Educação

RETORNO PRESENCIAL ÀS AULAS

Começou hoje o planejamento da rede estadual de Educação de São Paulo e os professores exigem condições para o retorno

Sem condições seguras para o retorno haverá “busca ativa de óbitos", disseram os professores no dia em que começa o planejamento da rede estadual de ensino em São Paulo em resposta ao retorno presencial das aulas em plena segunda onda da Covid-19 no país.

terça-feira 26 de janeiro| Edição do dia

Imagem: Divulgação / Governo do Estado de SP

Começou na manhã dessa terça-feira o planejamento na rede estadual de ensino de São Paulo para o retorno presencial das aulas no dia 08 de fevereiro, como anunciado pelo secretário de educação Rossieli e Doria. Entre hoje e a próxima quinta-feira os professores estarão em planejamento remoto e a partir de sexta-feira, 29, deverão voltar presencialmente às escolas. A conferência da secretaria estadual de educação foi transmitida pelo Centro de Mídias do Estado. E pelas redes os professores manifestaram sua indignação com a falta de condições para um retorno seguro às aulas presenciais e exigiram medidas concretas.
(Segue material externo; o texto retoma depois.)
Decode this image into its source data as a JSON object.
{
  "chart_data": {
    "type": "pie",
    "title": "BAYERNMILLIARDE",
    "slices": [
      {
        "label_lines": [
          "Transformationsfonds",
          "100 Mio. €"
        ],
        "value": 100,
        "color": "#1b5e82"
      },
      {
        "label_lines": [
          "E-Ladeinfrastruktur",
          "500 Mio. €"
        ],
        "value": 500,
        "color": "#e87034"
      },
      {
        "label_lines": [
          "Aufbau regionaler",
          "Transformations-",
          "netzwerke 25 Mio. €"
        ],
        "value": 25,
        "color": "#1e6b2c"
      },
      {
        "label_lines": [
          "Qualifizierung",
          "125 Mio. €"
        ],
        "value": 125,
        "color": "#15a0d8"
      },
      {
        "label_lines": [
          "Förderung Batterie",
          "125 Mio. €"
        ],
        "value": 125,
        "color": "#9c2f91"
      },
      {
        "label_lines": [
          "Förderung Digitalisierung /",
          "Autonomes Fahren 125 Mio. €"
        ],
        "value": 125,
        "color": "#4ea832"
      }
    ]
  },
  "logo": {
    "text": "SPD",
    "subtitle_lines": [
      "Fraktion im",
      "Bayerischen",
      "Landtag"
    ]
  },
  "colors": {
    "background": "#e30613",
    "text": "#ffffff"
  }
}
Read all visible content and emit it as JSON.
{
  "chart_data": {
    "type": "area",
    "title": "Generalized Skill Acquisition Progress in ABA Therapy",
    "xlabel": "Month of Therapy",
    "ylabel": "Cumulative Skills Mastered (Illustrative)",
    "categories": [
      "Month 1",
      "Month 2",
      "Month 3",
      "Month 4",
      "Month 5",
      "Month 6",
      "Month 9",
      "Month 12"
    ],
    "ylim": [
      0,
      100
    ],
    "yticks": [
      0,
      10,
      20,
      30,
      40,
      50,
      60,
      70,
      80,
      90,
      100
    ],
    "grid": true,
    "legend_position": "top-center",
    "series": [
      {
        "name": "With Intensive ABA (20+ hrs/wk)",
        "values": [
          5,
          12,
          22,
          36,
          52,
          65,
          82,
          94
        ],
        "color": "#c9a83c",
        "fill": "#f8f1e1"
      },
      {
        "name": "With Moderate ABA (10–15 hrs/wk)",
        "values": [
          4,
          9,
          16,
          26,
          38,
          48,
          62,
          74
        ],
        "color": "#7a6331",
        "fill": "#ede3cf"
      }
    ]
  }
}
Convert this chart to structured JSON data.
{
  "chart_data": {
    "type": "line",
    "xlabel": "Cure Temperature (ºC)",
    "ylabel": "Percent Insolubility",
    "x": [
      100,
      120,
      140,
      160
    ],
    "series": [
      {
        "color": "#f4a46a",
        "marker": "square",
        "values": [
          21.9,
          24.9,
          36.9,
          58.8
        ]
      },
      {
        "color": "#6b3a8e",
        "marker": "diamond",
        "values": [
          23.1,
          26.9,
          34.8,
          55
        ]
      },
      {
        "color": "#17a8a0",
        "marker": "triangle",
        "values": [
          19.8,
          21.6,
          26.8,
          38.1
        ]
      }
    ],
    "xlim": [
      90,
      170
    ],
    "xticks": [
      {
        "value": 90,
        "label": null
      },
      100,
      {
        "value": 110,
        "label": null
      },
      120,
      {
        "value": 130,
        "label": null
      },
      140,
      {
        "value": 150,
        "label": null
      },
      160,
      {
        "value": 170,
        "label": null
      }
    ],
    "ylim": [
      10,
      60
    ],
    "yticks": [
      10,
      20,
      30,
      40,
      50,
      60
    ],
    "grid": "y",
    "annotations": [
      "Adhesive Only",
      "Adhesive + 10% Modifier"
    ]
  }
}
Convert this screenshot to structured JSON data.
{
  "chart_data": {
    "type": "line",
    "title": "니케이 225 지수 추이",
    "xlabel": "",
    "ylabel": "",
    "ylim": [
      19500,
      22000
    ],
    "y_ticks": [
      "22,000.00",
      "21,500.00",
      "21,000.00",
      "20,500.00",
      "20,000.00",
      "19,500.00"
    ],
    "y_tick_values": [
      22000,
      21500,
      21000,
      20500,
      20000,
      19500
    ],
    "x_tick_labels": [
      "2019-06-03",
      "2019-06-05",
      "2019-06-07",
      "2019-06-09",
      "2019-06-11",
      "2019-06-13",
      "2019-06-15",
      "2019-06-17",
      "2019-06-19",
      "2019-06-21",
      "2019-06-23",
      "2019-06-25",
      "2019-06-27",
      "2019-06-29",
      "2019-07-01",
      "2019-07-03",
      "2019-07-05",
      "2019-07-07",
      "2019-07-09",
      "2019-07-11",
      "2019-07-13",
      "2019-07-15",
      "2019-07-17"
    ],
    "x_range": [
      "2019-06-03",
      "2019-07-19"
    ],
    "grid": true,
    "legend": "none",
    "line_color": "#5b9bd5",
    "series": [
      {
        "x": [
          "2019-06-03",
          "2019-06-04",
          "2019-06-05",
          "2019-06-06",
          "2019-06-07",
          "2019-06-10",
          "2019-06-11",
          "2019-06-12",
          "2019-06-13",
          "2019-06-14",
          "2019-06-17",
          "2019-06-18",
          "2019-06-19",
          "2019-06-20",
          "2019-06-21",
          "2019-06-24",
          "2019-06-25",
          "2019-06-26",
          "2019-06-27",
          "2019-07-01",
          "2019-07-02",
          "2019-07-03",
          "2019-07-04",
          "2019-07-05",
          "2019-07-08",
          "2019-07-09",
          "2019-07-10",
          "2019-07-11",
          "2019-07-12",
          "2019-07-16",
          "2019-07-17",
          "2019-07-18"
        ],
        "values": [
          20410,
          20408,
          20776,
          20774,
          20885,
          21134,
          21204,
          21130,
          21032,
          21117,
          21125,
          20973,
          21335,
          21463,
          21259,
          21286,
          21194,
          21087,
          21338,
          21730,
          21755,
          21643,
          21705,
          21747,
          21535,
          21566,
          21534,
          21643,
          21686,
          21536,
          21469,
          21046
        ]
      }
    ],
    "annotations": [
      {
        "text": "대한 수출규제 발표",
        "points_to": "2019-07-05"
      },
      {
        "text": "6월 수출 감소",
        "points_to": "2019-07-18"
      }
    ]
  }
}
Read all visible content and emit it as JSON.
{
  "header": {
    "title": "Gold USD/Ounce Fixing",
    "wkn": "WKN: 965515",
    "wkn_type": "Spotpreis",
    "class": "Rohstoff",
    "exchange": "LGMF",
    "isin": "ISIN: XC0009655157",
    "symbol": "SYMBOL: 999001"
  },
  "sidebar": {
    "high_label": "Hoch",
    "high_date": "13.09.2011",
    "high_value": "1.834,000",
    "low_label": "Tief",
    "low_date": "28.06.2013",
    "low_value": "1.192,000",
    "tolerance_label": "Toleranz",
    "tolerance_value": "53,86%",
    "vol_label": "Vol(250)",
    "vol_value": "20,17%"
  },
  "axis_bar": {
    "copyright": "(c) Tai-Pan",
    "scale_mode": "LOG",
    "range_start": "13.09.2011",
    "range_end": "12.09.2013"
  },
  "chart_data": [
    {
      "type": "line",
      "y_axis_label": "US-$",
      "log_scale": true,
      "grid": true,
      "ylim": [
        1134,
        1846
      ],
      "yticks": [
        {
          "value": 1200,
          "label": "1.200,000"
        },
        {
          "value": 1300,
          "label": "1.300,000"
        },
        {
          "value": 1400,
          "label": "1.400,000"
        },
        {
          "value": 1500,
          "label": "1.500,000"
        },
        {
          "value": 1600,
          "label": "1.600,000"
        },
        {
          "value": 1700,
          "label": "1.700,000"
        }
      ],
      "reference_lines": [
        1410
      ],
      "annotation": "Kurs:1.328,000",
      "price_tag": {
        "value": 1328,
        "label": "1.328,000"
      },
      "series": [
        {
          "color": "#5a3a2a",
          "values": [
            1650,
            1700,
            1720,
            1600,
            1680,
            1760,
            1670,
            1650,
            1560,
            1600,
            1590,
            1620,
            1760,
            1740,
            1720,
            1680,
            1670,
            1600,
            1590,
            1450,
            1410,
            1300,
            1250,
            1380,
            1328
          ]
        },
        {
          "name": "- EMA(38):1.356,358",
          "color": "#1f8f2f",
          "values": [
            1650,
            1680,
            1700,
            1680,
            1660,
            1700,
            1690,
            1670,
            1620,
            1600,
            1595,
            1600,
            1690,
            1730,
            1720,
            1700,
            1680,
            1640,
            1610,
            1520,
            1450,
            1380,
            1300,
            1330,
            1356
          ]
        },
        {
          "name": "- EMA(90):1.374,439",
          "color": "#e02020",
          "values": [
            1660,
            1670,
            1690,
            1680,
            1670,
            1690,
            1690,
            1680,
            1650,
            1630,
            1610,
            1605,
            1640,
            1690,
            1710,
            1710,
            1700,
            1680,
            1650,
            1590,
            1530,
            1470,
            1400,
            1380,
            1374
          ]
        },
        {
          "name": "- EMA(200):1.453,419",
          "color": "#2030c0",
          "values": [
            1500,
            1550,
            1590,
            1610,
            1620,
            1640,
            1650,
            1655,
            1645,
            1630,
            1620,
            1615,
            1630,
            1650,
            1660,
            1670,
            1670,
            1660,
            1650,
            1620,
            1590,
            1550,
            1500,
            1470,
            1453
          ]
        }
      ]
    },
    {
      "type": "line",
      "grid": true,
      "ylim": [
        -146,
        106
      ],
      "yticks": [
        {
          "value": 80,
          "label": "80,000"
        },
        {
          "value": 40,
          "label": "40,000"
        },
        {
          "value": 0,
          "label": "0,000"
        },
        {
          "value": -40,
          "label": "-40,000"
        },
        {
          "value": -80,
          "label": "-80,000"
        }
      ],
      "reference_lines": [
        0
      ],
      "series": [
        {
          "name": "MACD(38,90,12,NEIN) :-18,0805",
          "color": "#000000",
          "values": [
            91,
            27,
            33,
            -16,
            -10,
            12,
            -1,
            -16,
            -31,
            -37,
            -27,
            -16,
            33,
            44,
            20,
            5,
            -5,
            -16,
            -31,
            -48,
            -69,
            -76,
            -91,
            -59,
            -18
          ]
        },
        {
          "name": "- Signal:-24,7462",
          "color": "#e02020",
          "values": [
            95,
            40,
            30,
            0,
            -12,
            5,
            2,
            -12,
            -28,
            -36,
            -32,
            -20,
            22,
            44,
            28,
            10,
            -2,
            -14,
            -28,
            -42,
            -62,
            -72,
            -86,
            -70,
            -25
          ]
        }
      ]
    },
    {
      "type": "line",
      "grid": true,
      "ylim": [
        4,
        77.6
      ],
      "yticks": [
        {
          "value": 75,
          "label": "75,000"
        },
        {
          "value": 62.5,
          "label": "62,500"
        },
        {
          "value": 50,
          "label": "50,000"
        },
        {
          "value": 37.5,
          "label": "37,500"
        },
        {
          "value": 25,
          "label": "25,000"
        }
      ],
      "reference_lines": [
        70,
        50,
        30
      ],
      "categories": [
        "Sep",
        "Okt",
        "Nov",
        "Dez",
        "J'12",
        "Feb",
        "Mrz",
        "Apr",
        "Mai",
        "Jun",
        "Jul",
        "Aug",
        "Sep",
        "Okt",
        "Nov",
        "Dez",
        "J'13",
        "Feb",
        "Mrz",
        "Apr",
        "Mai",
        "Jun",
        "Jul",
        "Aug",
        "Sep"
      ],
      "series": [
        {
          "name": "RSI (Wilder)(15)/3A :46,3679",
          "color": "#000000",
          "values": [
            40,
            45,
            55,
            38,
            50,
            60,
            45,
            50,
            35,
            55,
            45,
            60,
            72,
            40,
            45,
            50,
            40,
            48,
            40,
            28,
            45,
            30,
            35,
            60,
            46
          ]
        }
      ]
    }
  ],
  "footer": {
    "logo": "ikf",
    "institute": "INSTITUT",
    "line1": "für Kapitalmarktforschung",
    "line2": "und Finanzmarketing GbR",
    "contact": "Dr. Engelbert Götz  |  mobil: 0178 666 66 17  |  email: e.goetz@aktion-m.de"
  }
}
Enquanto Rossieli se dirigia aos professores em tom de ameaça dizendo que as aulas vão voltar a qualquer custo, mas ao mesmo tempo fazendo muita demagogia, comparando o estado com países com realidades completamente distintas, como a Holanda (o que rapidamente virou piada entre os professores), ou dizendo absurdos como ser mais fácil contrair a Covid em casa do que na escola ou no trabalho, os professores reagiam expressando indignação e revolta.

No chat do encontro os professores lamentavam as mortes de colegas de trabalho, denunciavam o agravamento da pandemia no estado com número de mortos crescendo e regiões sem vagas em leitos de UTI, a falta de condições de trabalho para realizar o chamado ensino híbrido e a total escassez de vacinas para os professores e a população. Vacina que Doria tanto faz propaganda, mas que não garante quantidade suficiente nem para os profissionais da saúde. Rossieli inclusive garantiu que não há previsão de vacina para todos.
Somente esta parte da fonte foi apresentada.